We also recently learned that the FINRA director in Kansas City flat out falsified documents the SEC requested. FINRA “settled” with the SEC by agreeing to hire an independent consultant and promise to do better. This has many wondering whether Ms. Schapiro had anything to do with this embarrassingly light penalty because she was FINRA chief when this occurred. Given the ties and the money involved, when Schapiro says the SEC is underfunded and understaffed, it is easy to be skeptical. Fair or not, no one should be wondering. The public needs and deserves to have some confidence that Schapiro and others aren’t FINRA moles.

So to sum up, FINRA doesn’t serve the public as well as it seems to serve the commercial interests of its largest members. Many of its own members can’t stand the lack of transparency and accountability, and often think “the fix” is in. And regulators like the SEC and NASAA can’t work with them effectively.

The Solution(s)?

Shutting down FINRA may sound impossible, but the United Kingdom has put an end to the charade and shut down its SRO in regulatory reform. The trend in much of Europe is in this direction. If they can do it, surely we can.

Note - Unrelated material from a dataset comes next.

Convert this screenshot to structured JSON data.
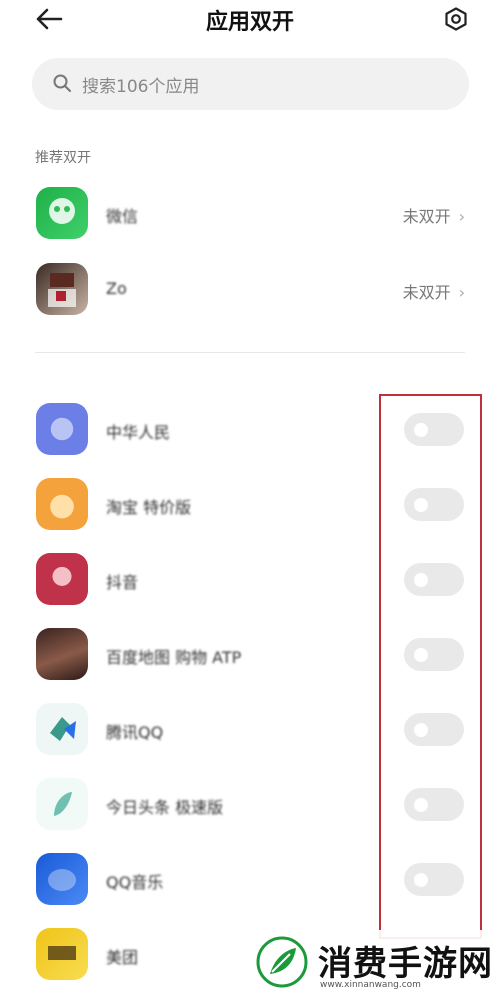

Given the issues raised by so many parties, Congress should at least ask the question, “Should FINRA continue to exist?” and explore other options thoroughly before expanding the dysfunctional organization FINRA seems to be.

The SEC lightens its load next spring to the tune of 3,200 small and mid-size advisers shifting to state regulation. Congress should tell the SEC to take this time to improve its exam process. Can they do more “desk audits,” use outside accountants to do some exams or parts of exams (as the SEC has already approved in the custody rules), and utilize technology more wisely, for instance, to verify assets? Most importantly, if FINRA does survive, Congress should be mandating that the SEC get the transparency and accountability from FINRA it should already have in its role as overseer.

If the SEC really can’t handle RIAs, Congress would be wise to insist on a new SRO entirely independent of FINRA that does have transparency, accountability, sensible exam processes, and dispute resolution that seeks justice, not settlement. RIAs will have to pay more for compliance and regulation through user fees to the SEC, fees for outside auditors, or fees to FINRA anyway. Seems to me starting with a clean slate may be easier and more sensible than cleaning up FINRA.